Тяжелее всех трагическую смерть перенесла дочь. Во время похорон с ней произошла истерика. Её отхаживали нашатырем и какими-то каплями, которые предусмотрительно прихватил отец.
Время лечило медленно. Дочурка часто, особенно перед сном, вспоминала о матери. Она задавала такие вопросы, от которых мороз по коже пробегал: останутся ли у мамы целыми волосы, едят ли её червяки, а что если мама крепко-крепко уснула и под землёй проснётся? А порой ни с того ни с сего (ясно, с чего) начинала скулить и дрожать всем телом, как брошенный на холоде кутёнок.
Скоро отец строго-настрого запретил ей вести такие разговоры и стал самим же избалованное дитя загружать и перегружать домашней работой, которой без хозяйки оказалось невпроворот.
Осенью, с началом учебного года, забот прибавилось. Кроме общеобразовательной школы дочь занималась ещё и в музыкальной, и Грач всеми силами старался удержать жизнь семьи на прежнем уровне.

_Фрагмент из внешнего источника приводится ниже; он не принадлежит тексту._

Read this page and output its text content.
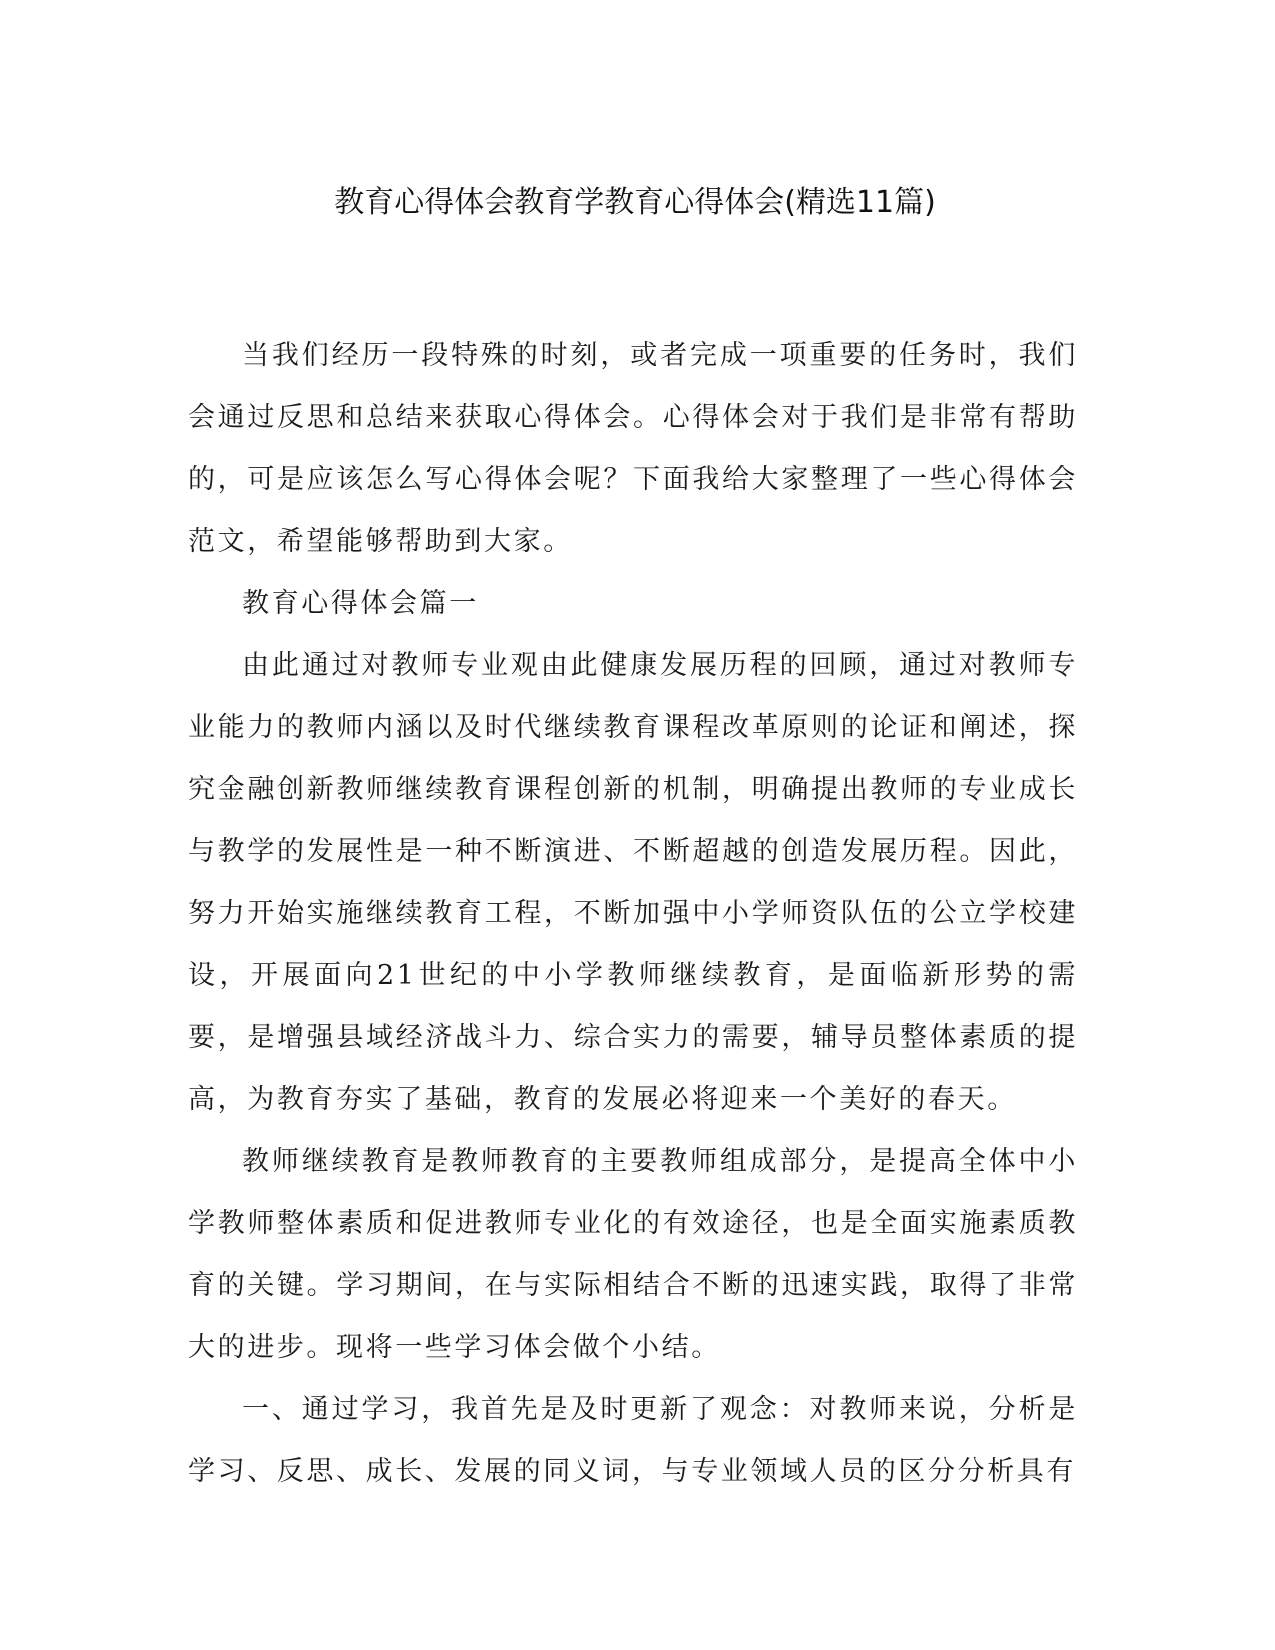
教育心得体会教育学教育心得体会(精选11篇)

当我们经历一段特殊的时刻，或者完成一项重要的任务时，我们会通过反思和总结来获取心得体会。心得体会对于我们是非常有帮助的，可是应该怎么写心得体会呢？下面我给大家整理了一些心得体会范文，希望能够帮助到大家。

教育心得体会篇一

由此通过对教师专业观由此健康发展历程的回顾，通过对教师专业能力的教师内涵以及时代继续教育课程改革原则的论证和阐述，探究金融创新教师继续教育课程创新的机制，明确提出教师的专业成长与教学的发展性是一种不断演进、不断超越的创造发展历程。因此，努力开始实施继续教育工程，不断加强中小学师资队伍的公立学校建设，开展面向21世纪的中小学教师继续教育，是面临新形势的需要，是增强县域经济战斗力、综合实力的需要，辅导员整体素质的提高，为教育夯实了基础，教育的发展必将迎来一个美好的春天。

教师继续教育是教师教育的主要教师组成部分，是提高全体中小学教师整体素质和促进教师专业化的有效途径，也是全面实施素质教育的关键。学习期间，在与实际相结合不断的迅速实践，取得了非常大的进步。现将一些学习体会做个小结。

一、通过学习，我首先是及时更新了观念：对教师来说，分析是学习、反思、成长、发展的同义词，与专业领域人员的区分分析具有
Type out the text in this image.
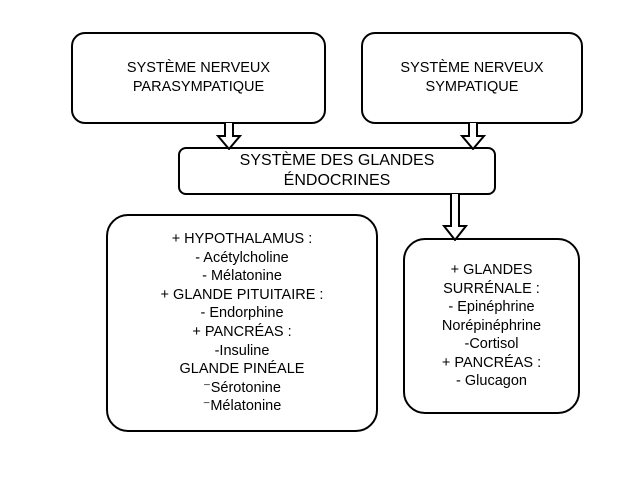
SYSTÈME NERVEUX
PARASYMPATIQUE
SYSTÈME NERVEUX
SYMPATIQUE
SYSTÈME DES GLANDES
ÉNDOCRINES
+ HYPOTHALAMUS :
- Acétylcholine
- Mélatonine
+ GLANDE PITUITAIRE :
- Endorphine
+ PANCRÉAS :
-Insuline
GLANDE PINÉALE
⁻Sérotonine
⁻Mélatonine
+ GLANDES
SURRÉNALE :
- Epinéphrine
Norépinéphrine
-Cortisol
+ PANCRÉAS :
- Glucagon
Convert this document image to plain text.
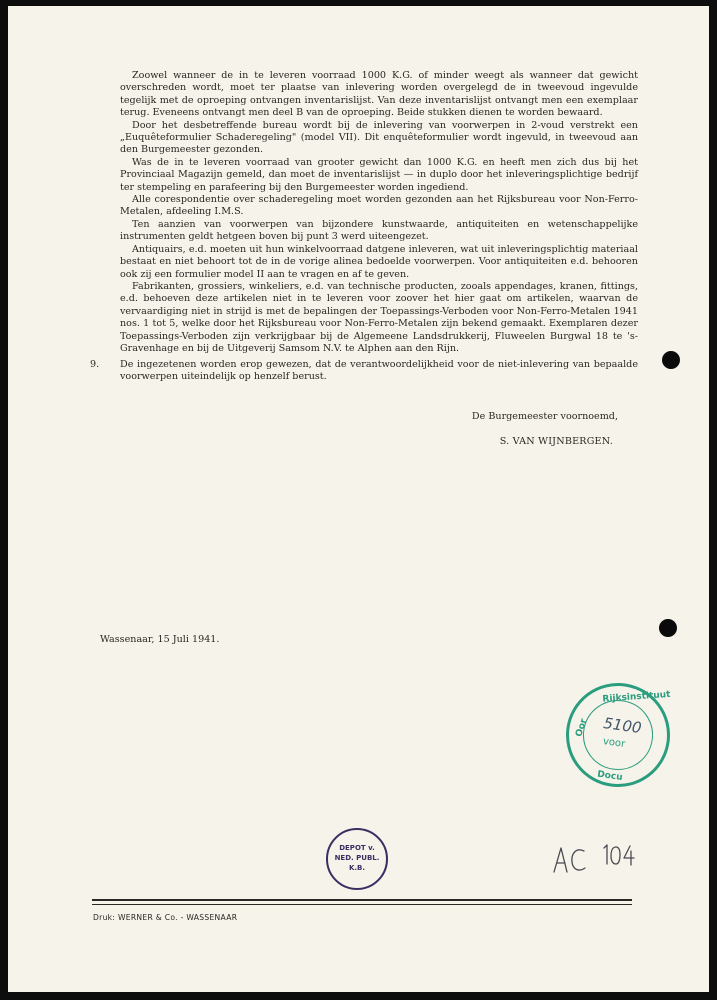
Zoowel wanneer de in te leveren voorraad 1000 K.G. of minder weegt als wanneer dat gewicht overschreden wordt, moet ter plaatse van inlevering worden overgelegd de in tweevoud ingevulde tegelijk met de oproeping ontvangen inventarislijst. Van deze inventarislijst ontvangt men een exemplaar terug. Eveneens ontvangt men deel B van de oproeping. Beide stukken dienen te worden bewaard.

Door het desbetreffende bureau wordt bij de inlevering van voorwerpen in 2-voud verstrekt een „Euquêteformulier Schaderegeling" (model VII). Dit enquêteformulier wordt ingevuld, in tweevoud aan den Burgemeester gezonden.

Was de in te leveren voorraad van grooter gewicht dan 1000 K.G. en heeft men zich dus bij het Provinciaal Magazijn gemeld, dan moet de inventarislijst — in duplo door het inleveringsplichtige bedrijf ter stempeling en parafeering bij den Burgemeester worden ingediend.

Alle corespondentie over schaderegeling moet worden gezonden aan het Rijksbureau voor Non-Ferro-Metalen, afdeeling I.M.S.

Ten aanzien van voorwerpen van bijzondere kunstwaarde, antiquiteiten en wetenschappelijke instrumenten geldt hetgeen boven bij punt 3 werd uiteengezet.

Antiquairs, e.d. moeten uit hun winkelvoorraad datgene inleveren, wat uit inleveringsplichtig materiaal bestaat en niet behoort tot de in de vorige alinea bedoelde voorwerpen. Voor antiquiteiten e.d. behooren ook zij een formulier model II aan te vragen en af te geven.

Fabrikanten, grossiers, winkeliers, e.d. van technische producten, zooals appendages, kranen, fittings, e.d. behoeven deze artikelen niet in te leveren voor zoover het hier gaat om artikelen, waarvan de vervaardiging niet in strijd is met de bepalingen der Toepassings-Verboden voor Non-Ferro-Metalen 1941 nos. 1 tot 5, welke door het Rijksbureau voor Non-Ferro-Metalen zijn bekend gemaakt. Exemplaren dezer Toepassings-Verboden zijn verkrijgbaar bij de Algemeene Landsdrukkerij, Fluweelen Burgwal 18 te 's-Gravenhage en bij de Uitgeverij Samsom N.V. te Alphen aan den Rijn.

9. De ingezetenen worden erop gewezen, dat de verantwoordelijkheid voor de niet-inlevering van bepaalde voorwerpen uiteindelijk op henzelf berust.
De Burgemeester voornoemd,
S. VAN WIJNBERGEN.
Wassenaar, 15 Juli 1941.
Rijksinstituut
Oor
Docu
5100
voor
DEPOT v.
NED. PUBL.
K.B.
Druk: WERNER & Co. - WASSENAAR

Жили в общем-то на сбережения, правильнее сказать, на деньги с распродажи домашнего имущества; на кое-какую врачебную практику, периодически я подкидывал шабашку – рецензии, обзоры писем, сценарии для самодеятельных коллективов богатеньких предприятий, а то и внаглую организовывал вывернувшиеся из-под фин. – бух. спуда дармовые деньги. Пособия? Курам на смех. И такая морока, чтобы получить их. Чуть ли не в женщину, чуть ли не из отца в мать заставляли превращаться. Одинокие отцы в нашем государстве, оказывается, не предусмотрены. Тут ещё жизнь со скоростью света стала дорожать, деньги обесцениваться. Но концы с концами Грач сводил. Тяжело вот было поспеть за всеми теперь своими обязанностями отца и матери. Как тут Герцена не вспомнить: преподавать с амвона, увлекать с трибуны, учить с кафедры гораздо легче, чем воспитывать одного ребёнка. А у него не один был… Зато сам он один.